One of the challenges of modelling and responding to pandemics is real-time, reliable case data. Here, I quantify and visualize the magnitude of reporting delays of COVID-19.

Motivation

COVID-19 case counts are notoriously difficult to ascertain, largely due to the extensively documented testing bottlenecks. Largely for that reason, the prominent models for when the US will “flatten the curve”, such as the IHME model focus on deaths, which are more consistently reported. However, I wanted to interrogate the CDC case data to answer a few key questions:
1) What is the reporting delay of COVID-19 cases?
2) How many cases did the US have in March, and when will we know that total?

Data

The CDC website charts cases by onset, stating that cases in the last 11 days are not fully reported.

The CDC updates this chart every weekday. For the last 1-2 weeks, I’ve been scraping the raw json data from this chart. I saved this data, along with all processing & analysis code, in this Github repo.
For this analysis, I used data files through April 9.

Analysis

First, I recreated the CDC plot from April 2, and overlaid it with the data from a week later (April 7).

Indeed, there are many cases reported that were contracted well before the CDC’s 11 day reporting window.

Using the cases added to this chart the week of April 5-9, I derived the distribution of case-level reporting delays.
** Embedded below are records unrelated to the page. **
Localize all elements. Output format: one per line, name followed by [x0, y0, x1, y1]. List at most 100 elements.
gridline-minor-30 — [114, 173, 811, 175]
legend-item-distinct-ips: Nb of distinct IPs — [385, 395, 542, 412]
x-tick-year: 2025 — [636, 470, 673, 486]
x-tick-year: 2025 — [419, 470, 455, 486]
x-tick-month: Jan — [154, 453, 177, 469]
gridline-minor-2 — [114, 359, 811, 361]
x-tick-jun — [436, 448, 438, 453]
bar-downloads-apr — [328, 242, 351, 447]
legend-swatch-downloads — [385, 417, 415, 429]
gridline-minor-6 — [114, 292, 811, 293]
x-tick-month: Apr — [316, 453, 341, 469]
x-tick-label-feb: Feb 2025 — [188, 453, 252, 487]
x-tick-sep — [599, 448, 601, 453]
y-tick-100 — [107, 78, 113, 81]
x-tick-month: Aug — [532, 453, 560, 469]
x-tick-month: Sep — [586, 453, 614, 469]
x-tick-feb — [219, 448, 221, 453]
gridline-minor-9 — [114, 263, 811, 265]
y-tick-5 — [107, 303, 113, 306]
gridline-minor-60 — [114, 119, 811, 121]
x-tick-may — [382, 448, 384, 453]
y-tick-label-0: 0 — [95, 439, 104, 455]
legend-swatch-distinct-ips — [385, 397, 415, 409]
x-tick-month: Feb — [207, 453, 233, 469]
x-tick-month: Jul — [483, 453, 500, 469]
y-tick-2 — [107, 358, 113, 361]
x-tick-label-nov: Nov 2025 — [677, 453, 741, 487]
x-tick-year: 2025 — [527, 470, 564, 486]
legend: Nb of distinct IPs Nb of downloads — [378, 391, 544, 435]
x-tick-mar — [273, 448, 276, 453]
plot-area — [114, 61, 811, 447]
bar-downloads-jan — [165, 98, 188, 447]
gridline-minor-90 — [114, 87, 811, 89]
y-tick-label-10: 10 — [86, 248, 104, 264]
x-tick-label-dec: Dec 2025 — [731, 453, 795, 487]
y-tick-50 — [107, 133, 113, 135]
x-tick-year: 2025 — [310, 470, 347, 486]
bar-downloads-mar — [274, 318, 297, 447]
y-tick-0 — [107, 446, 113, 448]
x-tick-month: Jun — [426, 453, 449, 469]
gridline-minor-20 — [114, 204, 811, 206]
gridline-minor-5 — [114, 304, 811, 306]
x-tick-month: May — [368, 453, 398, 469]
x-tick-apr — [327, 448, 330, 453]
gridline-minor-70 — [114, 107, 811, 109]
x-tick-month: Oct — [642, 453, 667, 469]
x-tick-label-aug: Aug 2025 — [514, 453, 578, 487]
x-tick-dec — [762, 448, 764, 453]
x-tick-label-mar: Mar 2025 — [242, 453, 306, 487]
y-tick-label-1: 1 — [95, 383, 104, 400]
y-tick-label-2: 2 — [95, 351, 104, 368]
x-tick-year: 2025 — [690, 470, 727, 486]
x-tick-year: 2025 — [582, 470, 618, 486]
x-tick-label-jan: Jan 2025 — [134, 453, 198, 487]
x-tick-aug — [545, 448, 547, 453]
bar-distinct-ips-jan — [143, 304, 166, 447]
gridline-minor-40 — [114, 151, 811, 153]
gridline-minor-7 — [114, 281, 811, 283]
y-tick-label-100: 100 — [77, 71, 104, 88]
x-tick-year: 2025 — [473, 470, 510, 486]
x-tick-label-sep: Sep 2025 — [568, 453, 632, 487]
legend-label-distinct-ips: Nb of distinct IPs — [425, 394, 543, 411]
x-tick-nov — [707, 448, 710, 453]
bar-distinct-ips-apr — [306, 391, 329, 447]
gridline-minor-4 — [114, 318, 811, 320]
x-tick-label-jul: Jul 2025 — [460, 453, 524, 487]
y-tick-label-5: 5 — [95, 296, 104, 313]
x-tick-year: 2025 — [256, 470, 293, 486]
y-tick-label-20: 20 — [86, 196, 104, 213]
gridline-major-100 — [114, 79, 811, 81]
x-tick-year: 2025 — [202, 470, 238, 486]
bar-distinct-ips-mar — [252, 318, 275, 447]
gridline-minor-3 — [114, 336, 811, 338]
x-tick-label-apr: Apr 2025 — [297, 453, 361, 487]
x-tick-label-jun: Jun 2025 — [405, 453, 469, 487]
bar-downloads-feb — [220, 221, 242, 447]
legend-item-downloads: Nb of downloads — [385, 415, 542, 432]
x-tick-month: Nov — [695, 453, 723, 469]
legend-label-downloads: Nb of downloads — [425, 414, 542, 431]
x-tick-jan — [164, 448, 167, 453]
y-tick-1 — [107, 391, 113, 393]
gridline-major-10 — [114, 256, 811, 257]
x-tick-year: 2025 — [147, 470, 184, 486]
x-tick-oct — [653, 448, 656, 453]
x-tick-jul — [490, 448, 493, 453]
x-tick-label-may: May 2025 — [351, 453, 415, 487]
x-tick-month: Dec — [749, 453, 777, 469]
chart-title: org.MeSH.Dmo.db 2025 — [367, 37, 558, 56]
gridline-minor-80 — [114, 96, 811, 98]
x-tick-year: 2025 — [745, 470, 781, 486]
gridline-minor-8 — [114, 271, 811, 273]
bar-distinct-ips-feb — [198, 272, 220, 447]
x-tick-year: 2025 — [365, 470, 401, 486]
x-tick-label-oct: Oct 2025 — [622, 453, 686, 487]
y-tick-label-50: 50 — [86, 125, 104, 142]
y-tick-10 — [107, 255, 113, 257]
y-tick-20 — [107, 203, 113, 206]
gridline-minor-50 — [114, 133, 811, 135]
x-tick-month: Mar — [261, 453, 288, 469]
The median delay is 11 days, with many reported 2-3 weeks after illness.

Finally, I used the cumulative distribution of reporting delay to calculate the proportion of cases each day of March that are still unreported (assuming constant reporting delay - I hope verify this in subsequent analyses).

If these trends hold, I estimate that the CDC will eventually report 316,693 cases. Only 52,929 (17%) of these were reported by April 1, and 97,335 (31%) will be reported after April 9.

Conclusions

I showed these results by some leading experts (and former colleagues) at the Institute for Health Metrics. They agreed it is a compelling display of the magnitude of data inconsistency, and confirmed that these delays are well-known to those in the field.
I plan to continue scraping this data, to keep an eye on trends in reporting delays, which might help identify inflection points in the infection curve.
Lastly, it’s worth noting that state and local data is often more thoroughly reported than national CDC data. For example, see Colorado Department of Public Health & Environment’s website.